Risk-management layer with six patterns, four-level escalation, governance-adjustable thresholds.
Before Sentinel, Proof had zero risk-management infrastructure. No velocity limits, no concentration caps, no correlation monitoring, no emergency pause.
Capital protocols accumulate risk silently until they don't. Velocity, concentration, correlation, and migration shocks are the four families of failure that have ended more on-chain instruments than every smart-contract bug combined. Proof had none of these protections wired up. Sentinel is the layer that turned every implicit assumption into a named, governance-adjustable threshold and a four-level escalation path the system actually walks under stress.
Risk management as an afterthought is risk management that doesn't run.

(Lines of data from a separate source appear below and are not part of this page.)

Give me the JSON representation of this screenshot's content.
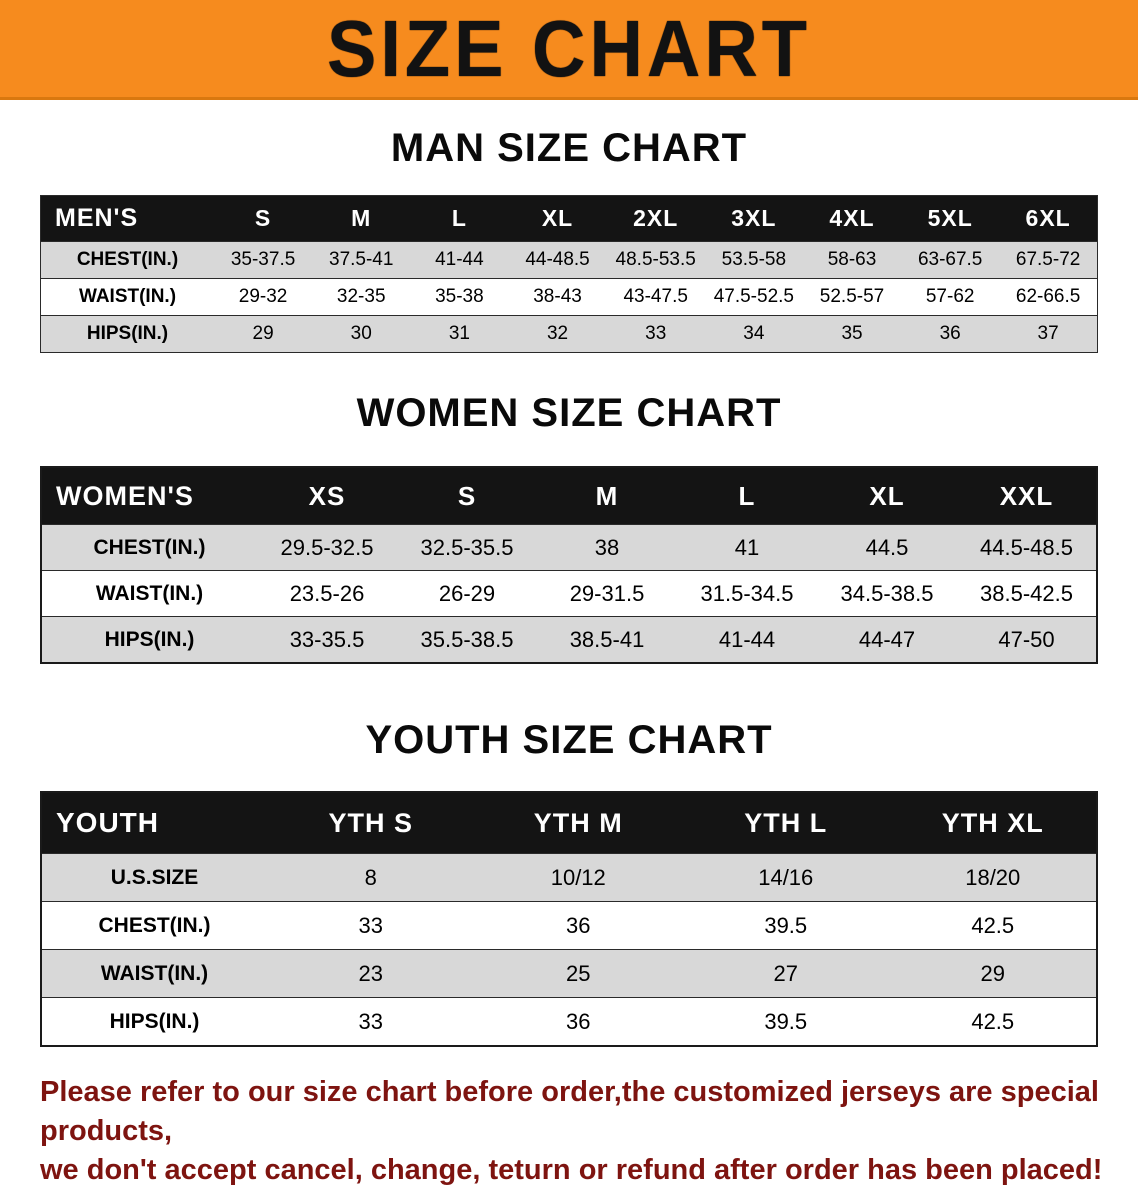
{
  "banner": {
    "title": "SIZE CHART",
    "bg_color": "#f68b1e",
    "text_color": "#121212"
  },
  "sections": [
    {
      "heading": "MAN SIZE CHART",
      "table": {
        "header": [
          "MEN'S",
          "S",
          "M",
          "L",
          "XL",
          "2XL",
          "3XL",
          "4XL",
          "5XL",
          "6XL"
        ],
        "rows": [
          {
            "label": "CHEST(IN.)",
            "values": [
              "35-37.5",
              "37.5-41",
              "41-44",
              "44-48.5",
              "48.5-53.5",
              "53.5-58",
              "58-63",
              "63-67.5",
              "67.5-72"
            ]
          },
          {
            "label": "WAIST(IN.)",
            "values": [
              "29-32",
              "32-35",
              "35-38",
              "38-43",
              "43-47.5",
              "47.5-52.5",
              "52.5-57",
              "57-62",
              "62-66.5"
            ]
          },
          {
            "label": "HIPS(IN.)",
            "values": [
              "29",
              "30",
              "31",
              "32",
              "33",
              "34",
              "35",
              "36",
              "37"
            ]
          }
        ]
      }
    },
    {
      "heading": "WOMEN SIZE CHART",
      "table": {
        "header": [
          "WOMEN'S",
          "XS",
          "S",
          "M",
          "L",
          "XL",
          "XXL"
        ],
        "rows": [
          {
            "label": "CHEST(IN.)",
            "values": [
              "29.5-32.5",
              "32.5-35.5",
              "38",
              "41",
              "44.5",
              "44.5-48.5"
            ]
          },
          {
            "label": "WAIST(IN.)",
            "values": [
              "23.5-26",
              "26-29",
              "29-31.5",
              "31.5-34.5",
              "34.5-38.5",
              "38.5-42.5"
            ]
          },
          {
            "label": "HIPS(IN.)",
            "values": [
              "33-35.5",
              "35.5-38.5",
              "38.5-41",
              "41-44",
              "44-47",
              "47-50"
            ]
          }
        ]
      }
    },
    {
      "heading": "YOUTH SIZE CHART",
      "table": {
        "header": [
          "YOUTH",
          "YTH S",
          "YTH M",
          "YTH L",
          "YTH XL"
        ],
        "rows": [
          {
            "label": "U.S.SIZE",
            "values": [
              "8",
              "10/12",
              "14/16",
              "18/20"
            ]
          },
          {
            "label": "CHEST(IN.)",
            "values": [
              "33",
              "36",
              "39.5",
              "42.5"
            ]
          },
          {
            "label": "WAIST(IN.)",
            "values": [
              "23",
              "25",
              "27",
              "29"
            ]
          },
          {
            "label": "HIPS(IN.)",
            "values": [
              "33",
              "36",
              "39.5",
              "42.5"
            ]
          }
        ]
      }
    }
  ],
  "footer": {
    "line1": "Please refer to our size chart before order,the customized jerseys are special products,",
    "line2": "we don't accept cancel, change, teturn or refund after order has been placed!",
    "text_color": "#7e1410"
  }
}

The thresholds have to live in the same substrate the protocol's other state lives in, queryable by every primitive that touches a position, and adjustable through governance without redeploying the protocol. Anything else is theatre.
Six explicit risk patterns, each with a parameter set and an action: a velocity limiter on repricings and predictions, a concentration cap at the participant and instrument level, a correlation monitor that catches simultaneous downgrades, a pause and kill switch with multisig and timelock, a migration throttle on redemption pressure, and a multi-frame deviation monitor that watches the rolling mean across multiple windows. Every pattern has a name, a documented threshold, and a concrete action. Nothing is implicit.
Four-level escalation: log, alert with soft block, hard block with governance review, kill switch with clawback to the insurance buffer. All thresholds are governance-adjustable through the protocol's own voting mechanism. A single master middleware sits in front of every protocol-level write call; nothing touches state without passing through it.